Space tourism is the prize most of the space entrepreneurs have their eyes on, and one of the biggest points of contention is how to safely fly well-heeled tourists and handle litigious relatives who don't take kindly to fatal accidents.

For Will Whitehorn, president of Virgin Galactic, the space tourism company started by Richard Branson last year, the best technology is obvious: a spaceship powered by a non-explosive mix of nitrous oxide and synthetic rubber launched from a high altitude airplane. This is the approach Scaled Composites used to create the world's first commercial astronaut last year, and the one that t/Space also champions.

But other companies, including Elon Musk's Space Exploration Technologies, or SpaceX, plan to fly passengers on good old-fashioned, two-stage rockets fueled by explosive kerosene and liquid oxygen.

That prospect keeps Whitehorn awake at night. If some garage rocket scientist blows himself up trying to get into space, the U.S. government may well put the brakes on the whole industry.

If that doesn't happen, Virgin Galactic plans to begin the first regularly scheduled passenger service to space in 2008. The first 100 passengers have already paid their deposits on $200,000 tickets.

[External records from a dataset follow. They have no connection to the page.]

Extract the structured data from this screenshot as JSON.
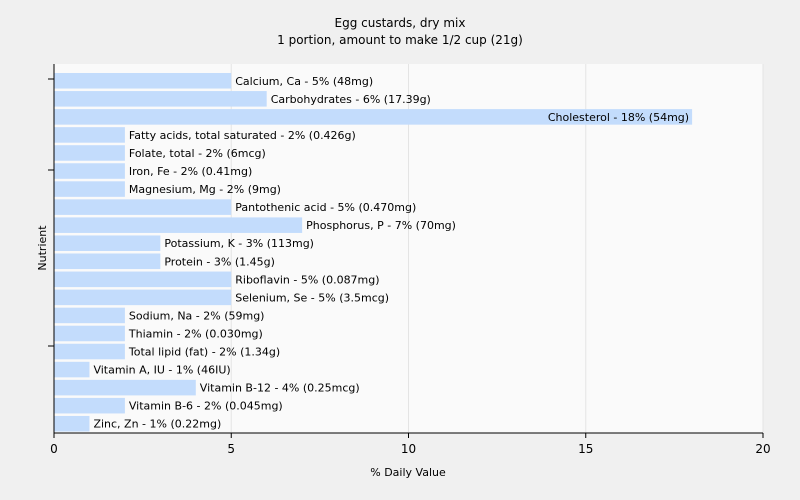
{
  "chart_data": {
    "type": "bar",
    "orientation": "horizontal",
    "title": "Egg custards, dry mix",
    "subtitle": "1 portion, amount to make 1/2 cup (21g)",
    "xlabel": "% Daily Value",
    "ylabel": "Nutrient",
    "xlim": [
      0,
      20
    ],
    "xticks": [
      "0",
      "5",
      "10",
      "15",
      "20"
    ],
    "grid": true,
    "bar_color": "#c3dcfc",
    "categories": [
      "Calcium, Ca",
      "Carbohydrates",
      "Cholesterol",
      "Fatty acids, total saturated",
      "Folate, total",
      "Iron, Fe",
      "Magnesium, Mg",
      "Pantothenic acid",
      "Phosphorus, P",
      "Potassium, K",
      "Protein",
      "Riboflavin",
      "Selenium, Se",
      "Sodium, Na",
      "Thiamin",
      "Total lipid (fat)",
      "Vitamin A, IU",
      "Vitamin B-12",
      "Vitamin B-6",
      "Zinc, Zn"
    ],
    "values": [
      5,
      6,
      18,
      2,
      2,
      2,
      2,
      5,
      7,
      3,
      3,
      5,
      5,
      2,
      2,
      2,
      1,
      4,
      2,
      1
    ],
    "labels": [
      "Calcium, Ca - 5% (48mg)",
      "Carbohydrates - 6% (17.39g)",
      "Cholesterol - 18% (54mg)",
      "Fatty acids, total saturated - 2% (0.426g)",
      "Folate, total - 2% (6mcg)",
      "Iron, Fe - 2% (0.41mg)",
      "Magnesium, Mg - 2% (9mg)",
      "Pantothenic acid - 5% (0.470mg)",
      "Phosphorus, P - 7% (70mg)",
      "Potassium, K - 3% (113mg)",
      "Protein - 3% (1.45g)",
      "Riboflavin - 5% (0.087mg)",
      "Selenium, Se - 5% (3.5mcg)",
      "Sodium, Na - 2% (59mg)",
      "Thiamin - 2% (0.030mg)",
      "Total lipid (fat) - 2% (1.34g)",
      "Vitamin A, IU - 1% (46IU)",
      "Vitamin B-12 - 4% (0.25mcg)",
      "Vitamin B-6 - 2% (0.045mg)",
      "Zinc, Zn - 1% (0.22mg)"
    ]
  }
}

The names of the lucky six to fly the first flight will be drawn from a hat, though they won't be on the inaugural flight -- that's reserved for Branson, Burt Rutan and Branson's nonagenarian father. And if you don't have 200 G's to spare? Branson's launching a new TV game show in which contestants will compete for rides.

Perhaps space entrepreneur Bob Richards summed up the tenor of the new spaceflight industry best during the ISDC's closing presentation. He likened the squabbling of its participants to the cacophony of an orchestra warming up; once in tune, the noise will turn to music, and space will never be the same.